Quanto ao desrespeito às instituições formais, quem não se lembra das tentativas do governo barrar o julgamento técnico do TCU sobre as contas fiscais do governo Dilma? E a tentativa de barrar às vésperas das eleições a divulgação de dados de desemprego do IBGE, negativos para o governo Dilma? E a nomeação de Lula para a Casa Civil, claramente para escapar da cadeia? E o que dizer da “bunker” num hotel em Brasília, montado por Lula, o presidente de facto não eleito,  no qual negociavam-se cargos e dinheiro de maneira escandalosa para barrar o impeachment? E o financiamento de blogs sujos pela SECOM para difamar qualquer opositor ao partido? Aliás, nem era preciso recorrer a esses exemplos, batava relembrar como Lula tratava as instituições ao falar dos membros do STF e do procurador Rodrigo Janot nas gravações interceptadas pela Polícia Federal.

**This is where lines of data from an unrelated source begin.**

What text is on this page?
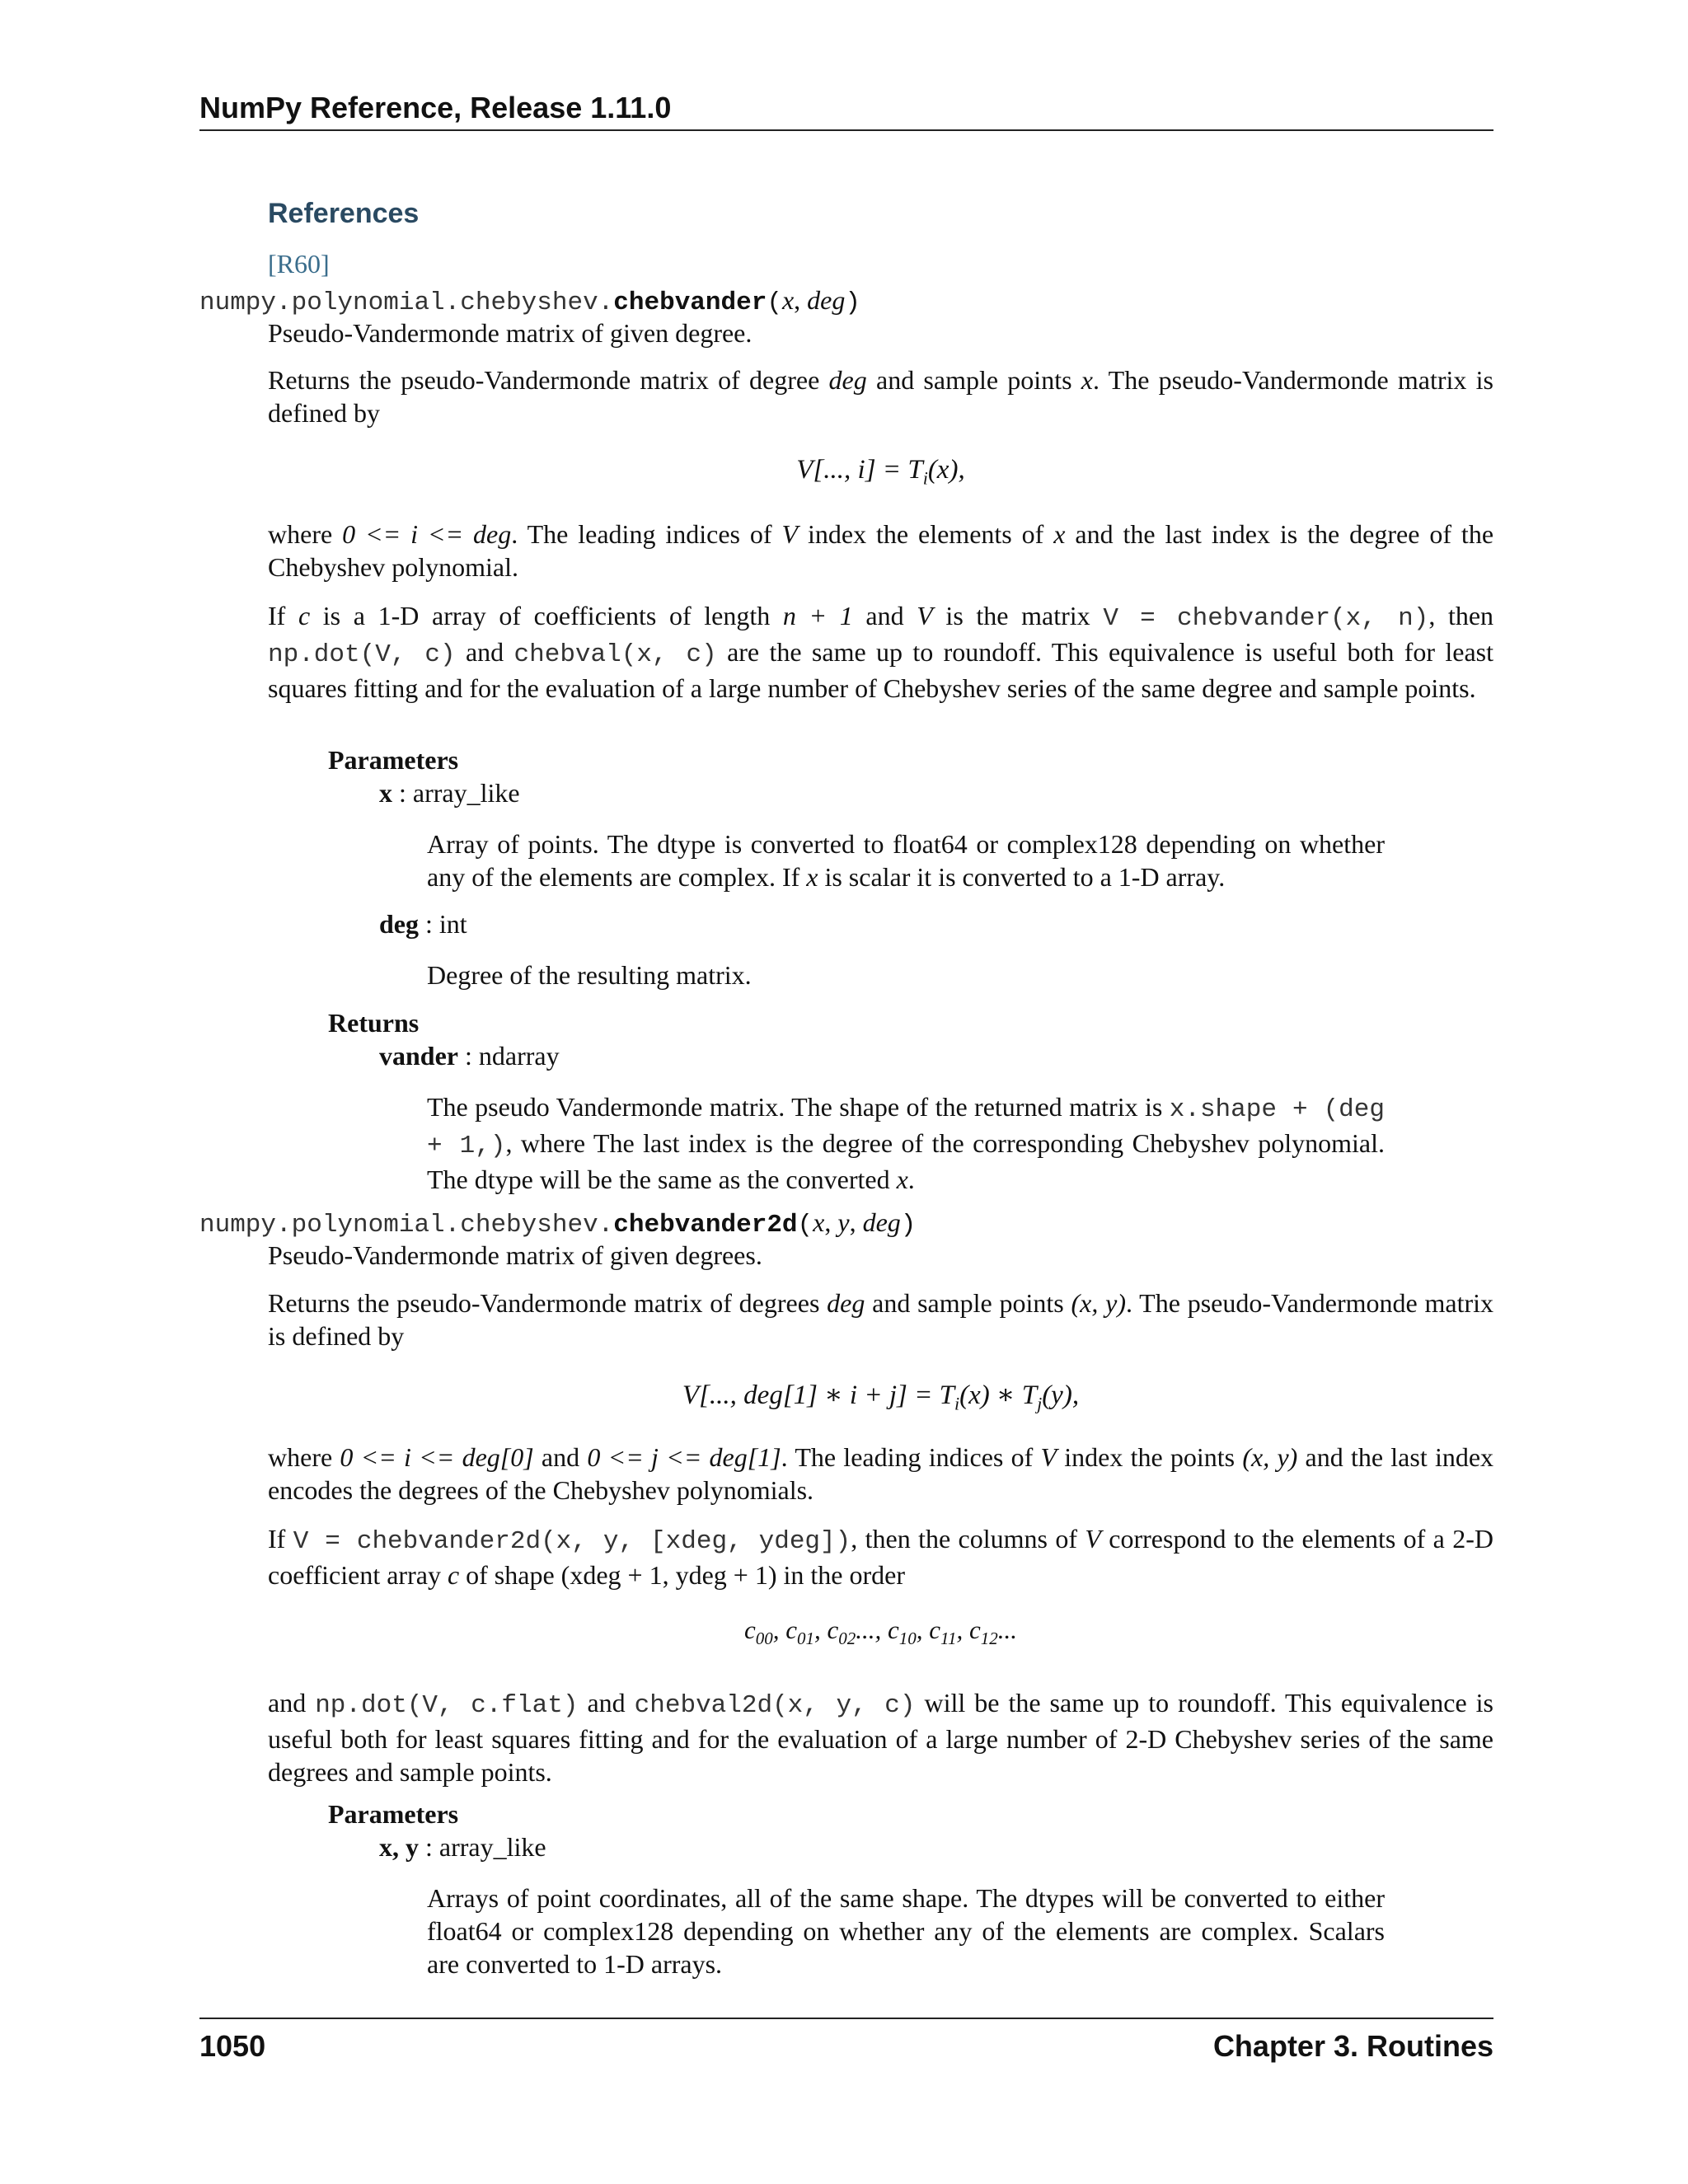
NumPy Reference, Release 1.11.0
References
[R60]
numpy.polynomial.chebyshev.chebvander(x, deg)
Pseudo-Vandermonde matrix of given degree.
Returns the pseudo-Vandermonde matrix of degree deg and sample points x. The pseudo-Vandermonde matrix is defined by
V[..., $i] = T_i(x)$,
where 0 <= i <= deg. The leading indices of V index the elements of x and the last index is the degree of the Chebyshev polynomial.
If c is a 1-D array of coefficients of length n + 1 and V is the matrix V = chebvander(x, n), then np.dot(V, c) and chebval(x, c) are the same up to roundoff. This equivalence is useful both for least squares fitting and for the evaluation of a large number of Chebyshev series of the same degree and sample points.
Parameters
x : array_like
Array of points. The dtype is converted to float64 or complex128 depending on whether any of the elements are complex. If x is scalar it is converted to a 1-D array.
deg : int
Degree of the resulting matrix.
Returns
vander : ndarray
The pseudo Vandermonde matrix. The shape of the returned matrix is x.shape + (deg + 1,), where The last index is the degree of the corresponding Chebyshev polynomial. The dtype will be the same as the converted x.
numpy.polynomial.chebyshev.chebvander2d(x, y, deg)
Pseudo-Vandermonde matrix of given degrees.
Returns the pseudo-Vandermonde matrix of degrees deg and sample points (x, y). The pseudo-Vandermonde matrix is defined by
V[..., deg[1] ∗ $i + j] = T_i(x)$ ∗ $T_j(y)$,
where 0 <= i <= deg[0] and 0 <= j <= deg[1]. The leading indices of V index the points (x, y) and the last index encodes the degrees of the Chebyshev polynomials.
If V = chebvander2d(x, y, [xdeg, ydeg]), then the columns of V correspond to the elements of a 2-D coefficient array c of shape (xdeg + 1, ydeg + 1) in the order
$c_{00}$, $c_{01}$, $c_{02}$..., $c_{10}$, $c_{11}$, $c_{12}$...
and np.dot(V, c.flat) and chebval2d(x, y, c) will be the same up to roundoff. This equivalence is useful both for least squares fitting and for the evaluation of a large number of 2-D Chebyshev series of the same degrees and sample points.
Parameters
x, y : array_like
Arrays of point coordinates, all of the same shape. The dtypes will be converted to either float64 or complex128 depending on whether any of the elements are complex. Scalars are converted to 1-D arrays.
1050	Chapter 3. Routines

Já em relação às instituições informais, o PT acabou com qualquer tentativa de diálogo, de contraditório, vital para a democracia. Se você criticasse o governo, pronto, já estava uma militância no Twitter, no Facebook, nos diretórios acadêmicos da faculdade das universidades e na mídia para lhe rotular de fascista, dizendo que você só criticava o PT por não gostar de negro, pobre e homossexual, etc..Pior, ao reagir a essas calúnias, típicas de regimes autoritários, você mesmo era  acusado de extremista e destruidor de diálogos, no melhor exemplo da máxima atribuída a Lênin, acuse –xingue-o do que você é, acuse-o do que você faz. Em suma, a militância petista abusou da estratégia de caluniar adversários para, logo em seguida, se vitimizar, trazendo o cinismo para dentro da vida pública. As relações informais, que garantem o bom convívio em sociedade, também se deterioraram.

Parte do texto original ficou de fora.